Propedêutica e Peleumonia

Bela e humanizada resposta de Júlia Rocha. Médica mineira do Programa Saúde da Família. 



Propedêutica e Peleumonia
[Entre a Medicina e a Linguística]
Na propedêutica, é possível em apenas um gesto, o Médico detectar e entender o que sente e qual a doença tem o paciente. Ou seja, para um bom médico basta um gesto, nem é preciso palavras.

Por exemplo, se ao se comunicar, o paciente aponta o dedo indicador para o peito, nota-se pela sutileza do gesto, pela delicadeza da linguagem não-verbal, que é uma dor aguda, intensa, que alfineta. Ou se ao falar da dor, o paciente fecha a mão e coloca em cima do peito, pode ser um risco iminente de ataca cardíaco.

Isto é uma lição poderosa! O gesto pode dizer mais que mil exames! Pode dizer mais que mil equipamentos! Pode dizer mais que mil gramáticas e horas sentado em uma carteira de cursinho para Medicina!

A Linguística usa a mesma arte da Propedêutica Médica. Notamos no gesto do dizer, na escolha da palavra, na seleção lexical do sujeito histórico, na ortografia do bom cidadão, não só o caráter da pessoa, como sua formação humana e familiar.

Vamos a um fato que ocorreu em Julho do ano passado, na cidade de Serra Negra, interior de São Paulo. Um médico publicou em uma rede social uma foto sua com um cartaz dizendo: "Peleumonia e Raiôxis não existem".  Fato grave! Foi um ato de preconceito linguístico e má formação de caráter ético e profissional!

Vou explicar o porquê.


Na Linguística, o termo "Peleumonia" existe a partir do momento que é dito (ganha materialidade sonora e sígnica), como existe o termo "Raôxis", pois os dois são gestos de quem se comunica com o que tem e busca solução no outro para aquilo que não entende como dor ou cura.
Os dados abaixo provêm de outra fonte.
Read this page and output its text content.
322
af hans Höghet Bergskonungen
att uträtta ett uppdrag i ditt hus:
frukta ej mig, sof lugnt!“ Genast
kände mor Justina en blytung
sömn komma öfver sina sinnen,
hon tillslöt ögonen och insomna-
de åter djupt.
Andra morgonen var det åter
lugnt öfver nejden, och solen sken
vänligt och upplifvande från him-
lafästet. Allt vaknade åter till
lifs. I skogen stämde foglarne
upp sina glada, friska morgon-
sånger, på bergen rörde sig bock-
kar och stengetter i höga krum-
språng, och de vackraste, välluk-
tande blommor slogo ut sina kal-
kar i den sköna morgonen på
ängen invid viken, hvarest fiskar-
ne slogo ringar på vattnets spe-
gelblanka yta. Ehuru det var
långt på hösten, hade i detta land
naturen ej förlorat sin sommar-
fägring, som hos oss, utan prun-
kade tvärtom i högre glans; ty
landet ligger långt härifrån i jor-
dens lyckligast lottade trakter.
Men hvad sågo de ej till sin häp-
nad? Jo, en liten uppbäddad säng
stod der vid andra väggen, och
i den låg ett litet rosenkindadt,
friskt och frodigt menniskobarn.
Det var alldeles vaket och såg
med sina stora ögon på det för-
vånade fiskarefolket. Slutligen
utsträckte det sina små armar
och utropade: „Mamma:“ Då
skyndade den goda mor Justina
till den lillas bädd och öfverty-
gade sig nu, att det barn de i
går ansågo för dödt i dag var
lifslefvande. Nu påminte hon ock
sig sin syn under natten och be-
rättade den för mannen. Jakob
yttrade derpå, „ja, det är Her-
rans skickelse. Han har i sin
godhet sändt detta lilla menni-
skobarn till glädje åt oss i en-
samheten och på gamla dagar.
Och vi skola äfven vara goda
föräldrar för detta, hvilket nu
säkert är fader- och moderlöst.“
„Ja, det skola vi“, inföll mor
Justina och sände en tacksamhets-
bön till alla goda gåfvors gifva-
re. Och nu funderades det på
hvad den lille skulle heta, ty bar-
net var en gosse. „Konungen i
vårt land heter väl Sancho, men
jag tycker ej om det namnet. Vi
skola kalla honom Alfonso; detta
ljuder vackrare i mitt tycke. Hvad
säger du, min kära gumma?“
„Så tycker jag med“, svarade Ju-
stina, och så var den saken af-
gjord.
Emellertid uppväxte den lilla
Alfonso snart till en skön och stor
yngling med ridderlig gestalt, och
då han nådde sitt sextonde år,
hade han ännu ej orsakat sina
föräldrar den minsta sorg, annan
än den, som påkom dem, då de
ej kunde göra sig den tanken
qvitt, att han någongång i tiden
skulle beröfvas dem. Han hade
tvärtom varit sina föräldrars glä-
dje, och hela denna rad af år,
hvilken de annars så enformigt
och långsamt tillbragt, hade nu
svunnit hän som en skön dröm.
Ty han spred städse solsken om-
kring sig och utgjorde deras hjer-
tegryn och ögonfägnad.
Não é preciso ser Doutor em Linguística e Filosofia da Linguagem para saber disso, como eu. Só é preciso ser Humano, usar a escuta, usar o coração, usar a educação e o respeito.

No dicionário, lugar da Língua morta, estática, petrificada, a palavra "peleumonia" ainda não está, pois é no dicionário que a exclusão do que é vivo se faz. Pois é preciso ser muito mais vivo para entender que o que dicionariza a palavra é o uso vivo dela, se matamos a palavra no seu nascedouro, matamos também nossa capacidade de desenvolver um entendimento entre as pessoas. Matamos a Língua em seu nascedouro - na sua fonte, na sua poesia, na "língua viva do povo/ na língua gostosa do povo" (Manuel Bandeira). Matamos seu caráter - sua comunicação.
A partir do momento em que Médicos julgam (precoceituosamente) seus pacientes pelo modo com que eles falam e não pelo modo como eles se sentem na DOR, na hora mais frágil do ser, perde-se a noção do que é a Medicina verdadeira. Mancha-se toda a formação médica. Medicina vira Status e não mais Vocação.

Saber a Propedêutica das coisas separa o joio do trigo, o Status da Vocação, o Linguista do mero Gramaticicista, o preconceituoso daquele que busca a ética até nos gestos de um suposto erro ortográfico.
Medicina não é status, mas vocação, assim como Língua não é só estrutura, mas intenção.


Fabrício César de Oliveira, Doutor em Linguística e Filosofia da Linguagem pela UFSCar.